She asserts that plain packaging would not have any effect on the spiralling problem of illicit tobacco. As someone who has worked in the packaging industry for more than 40 years, I disagree wholeheartedly with that point of view.
The production of packaging is a complex process and involves not only the common 20’s carton but a range of other products all produced to exacting standards. The complexity and sophistication involved in their production ensures the products are difficult to reproduce by counterfeiters and suppliers to the illicit trade.
The printing techniques for the branding on the packs employ enhanced design features, such as embossing, debossing, hot-foil stamping and UV varnish, among others, and typically use between eight and ten unique colours from state-of-the-art printing equipment.
In contrast, pictorial health warnings which would feature on plain packaging can be produced and reproduced using low-cost printing techniques from equipment readily available in the market using just four basic print colours.
I have no doubt any move to a plain-packaging specification will benefit the counterfeiter and producer of fake products.
Former MD Weidenhammer UK and spokesman for six packaging companies
THE Scottish Grocers Federation suggests we don’t need plain, standardised packs for tobacco products because young people get cigarettes from adults and because we should focus on tackling health inequalities (Letters, 4 October).
But any credible response to what is by far the biggest cause of preventable disease and death will combine a range of measures. In the Scottish Government’s tobacco strategy introducing standard packs is one action out of 46. In the Irish strategy, launched this week, it is one of 60 recommendations.

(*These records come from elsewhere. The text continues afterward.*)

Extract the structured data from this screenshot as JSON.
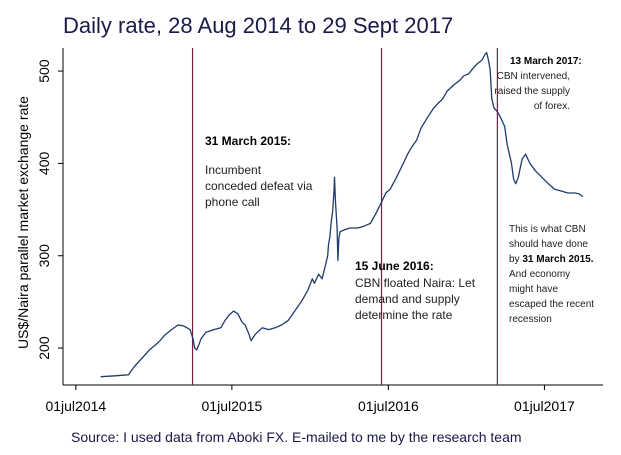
{
  "chart_data": {
    "type": "line",
    "title": "Daily rate, 28 Aug 2014  to 29 Sept 2017",
    "ylabel": "US$/Naira parallel market exchange rate",
    "xlabel": "",
    "source": "Source: I used data from Aboki FX. E-mailed to me by the research team",
    "xlim": [
      "2014-06-01",
      "2017-11-15"
    ],
    "ylim": [
      160,
      525
    ],
    "x_ticks": [
      {
        "date": "2014-07-01",
        "label": "01jul2014"
      },
      {
        "date": "2015-07-01",
        "label": "01jul2015"
      },
      {
        "date": "2016-07-01",
        "label": "01jul2016"
      },
      {
        "date": "2017-07-01",
        "label": "01jul2017"
      }
    ],
    "y_ticks": [
      200,
      300,
      400,
      500
    ],
    "grid": false,
    "series": [
      {
        "name": "",
        "color": "#1f3a6e",
        "points": [
          [
            "2014-08-28",
            169
          ],
          [
            "2014-10-01",
            170
          ],
          [
            "2014-11-01",
            171
          ],
          [
            "2014-11-15",
            180
          ],
          [
            "2014-12-01",
            188
          ],
          [
            "2014-12-20",
            198
          ],
          [
            "2015-01-10",
            206
          ],
          [
            "2015-01-25",
            214
          ],
          [
            "2015-02-10",
            220
          ],
          [
            "2015-02-25",
            225
          ],
          [
            "2015-03-10",
            224
          ],
          [
            "2015-03-25",
            220
          ],
          [
            "2015-04-01",
            210
          ],
          [
            "2015-04-05",
            200
          ],
          [
            "2015-04-10",
            198
          ],
          [
            "2015-04-20",
            210
          ],
          [
            "2015-05-01",
            217
          ],
          [
            "2015-05-20",
            220
          ],
          [
            "2015-06-05",
            222
          ],
          [
            "2015-06-15",
            230
          ],
          [
            "2015-06-25",
            236
          ],
          [
            "2015-07-05",
            240
          ],
          [
            "2015-07-15",
            237
          ],
          [
            "2015-07-25",
            228
          ],
          [
            "2015-08-01",
            225
          ],
          [
            "2015-08-10",
            215
          ],
          [
            "2015-08-15",
            208
          ],
          [
            "2015-08-25",
            215
          ],
          [
            "2015-09-10",
            222
          ],
          [
            "2015-09-25",
            220
          ],
          [
            "2015-10-10",
            222
          ],
          [
            "2015-10-25",
            225
          ],
          [
            "2015-11-10",
            230
          ],
          [
            "2015-11-25",
            240
          ],
          [
            "2015-12-10",
            250
          ],
          [
            "2015-12-25",
            262
          ],
          [
            "2016-01-05",
            275
          ],
          [
            "2016-01-10",
            270
          ],
          [
            "2016-01-20",
            280
          ],
          [
            "2016-01-28",
            275
          ],
          [
            "2016-02-05",
            290
          ],
          [
            "2016-02-10",
            300
          ],
          [
            "2016-02-12",
            312
          ],
          [
            "2016-02-15",
            320
          ],
          [
            "2016-02-18",
            335
          ],
          [
            "2016-02-22",
            350
          ],
          [
            "2016-02-25",
            372
          ],
          [
            "2016-02-26",
            385
          ],
          [
            "2016-02-28",
            360
          ],
          [
            "2016-03-03",
            330
          ],
          [
            "2016-03-05",
            295
          ],
          [
            "2016-03-07",
            318
          ],
          [
            "2016-03-10",
            326
          ],
          [
            "2016-03-20",
            328
          ],
          [
            "2016-04-01",
            330
          ],
          [
            "2016-04-20",
            330
          ],
          [
            "2016-05-05",
            332
          ],
          [
            "2016-05-20",
            335
          ],
          [
            "2016-06-01",
            345
          ],
          [
            "2016-06-15",
            358
          ],
          [
            "2016-06-25",
            368
          ],
          [
            "2016-07-05",
            372
          ],
          [
            "2016-07-20",
            385
          ],
          [
            "2016-08-05",
            400
          ],
          [
            "2016-08-15",
            410
          ],
          [
            "2016-08-25",
            418
          ],
          [
            "2016-09-05",
            425
          ],
          [
            "2016-09-15",
            438
          ],
          [
            "2016-10-01",
            450
          ],
          [
            "2016-10-15",
            460
          ],
          [
            "2016-10-25",
            465
          ],
          [
            "2016-11-05",
            470
          ],
          [
            "2016-11-15",
            478
          ],
          [
            "2016-12-01",
            485
          ],
          [
            "2016-12-15",
            490
          ],
          [
            "2016-12-25",
            495
          ],
          [
            "2017-01-05",
            497
          ],
          [
            "2017-01-15",
            503
          ],
          [
            "2017-01-25",
            508
          ],
          [
            "2017-02-05",
            512
          ],
          [
            "2017-02-12",
            518
          ],
          [
            "2017-02-16",
            520
          ],
          [
            "2017-02-20",
            512
          ],
          [
            "2017-02-24",
            502
          ],
          [
            "2017-02-28",
            470
          ],
          [
            "2017-03-05",
            460
          ],
          [
            "2017-03-13",
            456
          ],
          [
            "2017-03-20",
            450
          ],
          [
            "2017-03-30",
            440
          ],
          [
            "2017-04-05",
            420
          ],
          [
            "2017-04-10",
            410
          ],
          [
            "2017-04-15",
            400
          ],
          [
            "2017-04-20",
            383
          ],
          [
            "2017-04-25",
            378
          ],
          [
            "2017-05-01",
            385
          ],
          [
            "2017-05-10",
            405
          ],
          [
            "2017-05-18",
            410
          ],
          [
            "2017-05-28",
            400
          ],
          [
            "2017-06-10",
            392
          ],
          [
            "2017-06-25",
            385
          ],
          [
            "2017-07-10",
            378
          ],
          [
            "2017-07-25",
            372
          ],
          [
            "2017-08-10",
            370
          ],
          [
            "2017-08-25",
            368
          ],
          [
            "2017-09-10",
            368
          ],
          [
            "2017-09-20",
            367
          ],
          [
            "2017-09-29",
            364
          ]
        ]
      }
    ],
    "vlines": [
      {
        "date": "2015-03-31",
        "color": "#7a1f3d"
      },
      {
        "date": "2016-06-15",
        "color": "#7a1f3d"
      },
      {
        "date": "2017-03-13",
        "color": "#7a1f3d"
      }
    ],
    "annotations": [
      {
        "id": "mar2015",
        "heading": "31 March 2015:",
        "lines": [
          "Incumbent",
          "conceded defeat via",
          "phone call"
        ]
      },
      {
        "id": "jun2016",
        "heading": "15 June 2016:",
        "lines": [
          "CBN floated Naira: Let",
          "demand and supply",
          "determine the rate"
        ]
      },
      {
        "id": "mar2017",
        "heading": "13 March 2017:",
        "lines": [
          "CBN intervened,",
          "raised the supply",
          "of forex."
        ]
      },
      {
        "id": "should",
        "lines": [
          "This is what CBN",
          "should have done",
          "by ",
          "And economy",
          "might have",
          "escaped the recent",
          "recession"
        ],
        "bold_inline": "31 March 2015."
      }
    ]
  }
}
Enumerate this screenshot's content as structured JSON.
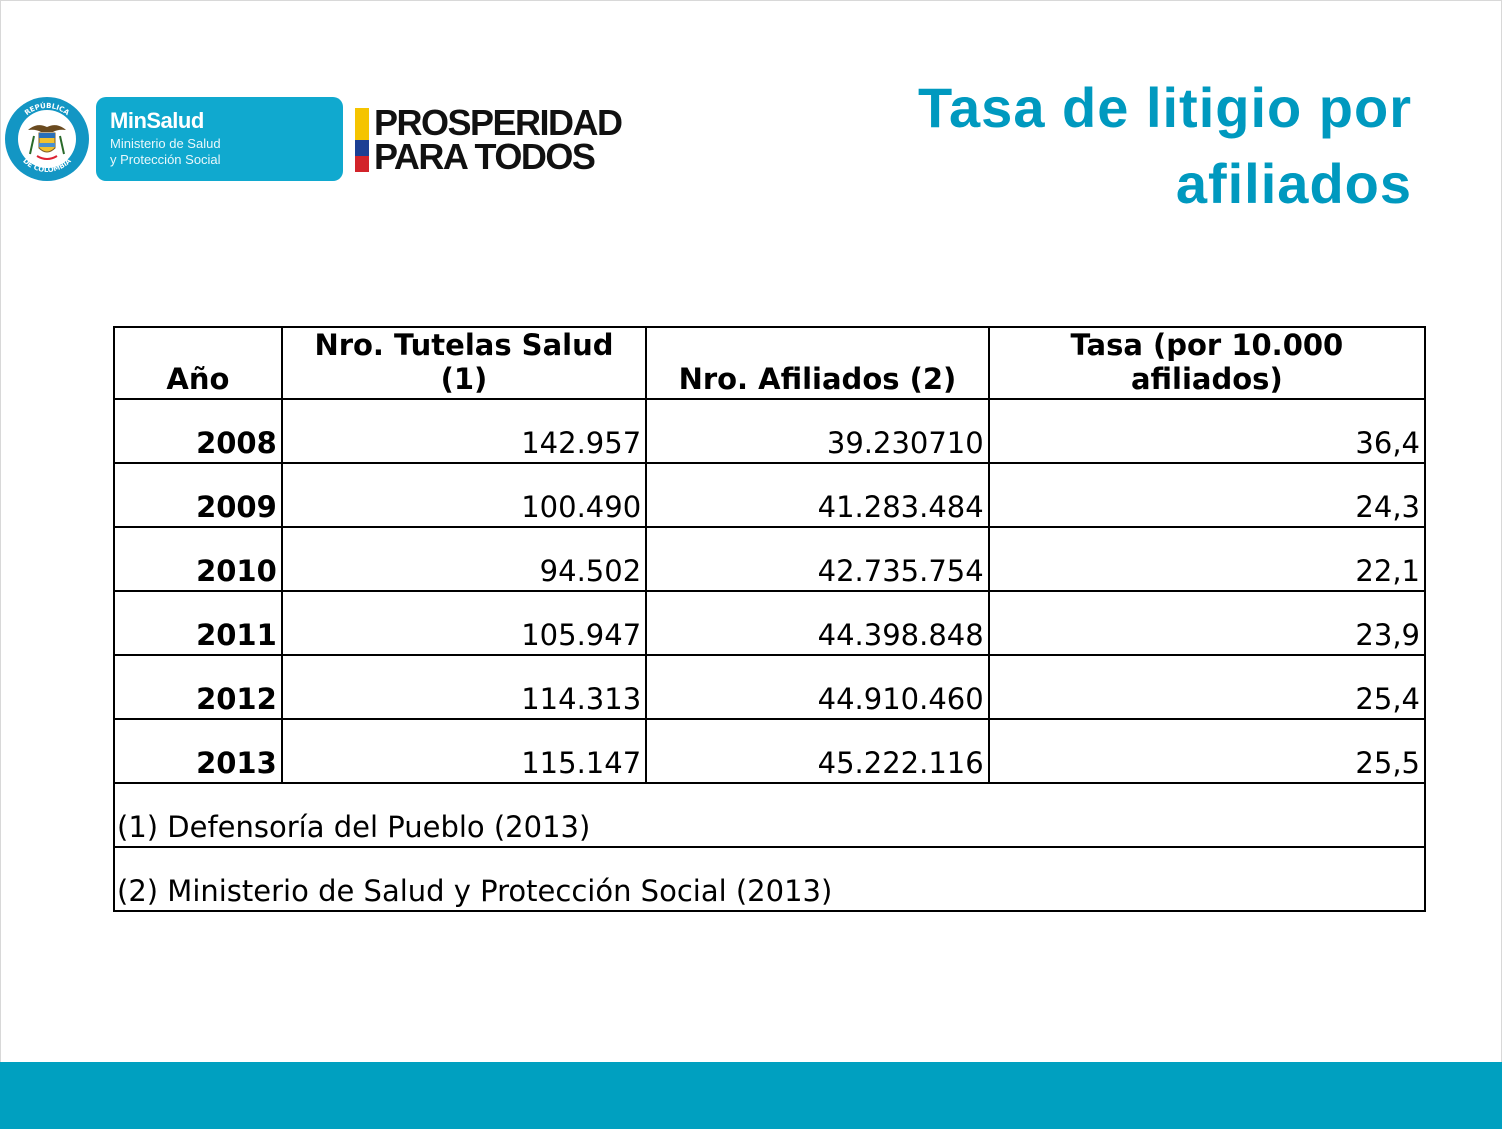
{
  "header": {
    "seal_text_top": "REPÚBLICA",
    "seal_text_bottom": "DE COLOMBIA",
    "minsalud": {
      "name": "MinSalud",
      "subtitle_line1": "Ministerio de Salud",
      "subtitle_line2": "y Protección Social"
    },
    "prosperidad": {
      "line1": "PROSPERIDAD",
      "line2": "PARA TODOS"
    },
    "flag_colors": [
      "#f5c400",
      "#1c3f94",
      "#d2232a"
    ]
  },
  "title": {
    "line1": "Tasa de litigio por",
    "line2": "afiliados"
  },
  "table": {
    "headers": [
      "Año",
      "Nro. Tutelas Salud (1)",
      "Nro. Afiliados (2)",
      "Tasa (por 10.000 afiliados)"
    ],
    "rows": [
      [
        "2008",
        "142.957",
        "39.230710",
        "36,4"
      ],
      [
        "2009",
        "100.490",
        "41.283.484",
        "24,3"
      ],
      [
        "2010",
        "94.502",
        "42.735.754",
        "22,1"
      ],
      [
        "2011",
        "105.947",
        "44.398.848",
        "23,9"
      ],
      [
        "2012",
        "114.313",
        "44.910.460",
        "25,4"
      ],
      [
        "2013",
        "115.147",
        "45.222.116",
        "25,5"
      ]
    ],
    "notes": [
      "(1) Defensoría del Pueblo (2013)",
      "(2) Ministerio de Salud y Protección Social (2013)"
    ]
  },
  "colors": {
    "accent": "#0099bf",
    "footer_band": "#00a0c0"
  }
}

Of course it is important to know how young people access cigarettes – the latest survey showed that 55 per cent of 15-year-old regular smokers got cigarettes from adults, but also that 54 per cent bought them directly from shops. But as well as how they get them we have to address why they want them in the first place. The whole point of standardised packaging is that removing the brands, logos and designs will leave fewer young people wanting cigarettes, from whatever source.
I fully agree that tobacco plays a key part in health inequalities – and smoking has a greater impact on mortality than social class.
This is a strong argument for targeted support to our most vulnerable communities. It is not an excuse to delay a measure to reduce smoking uptake among all of our children.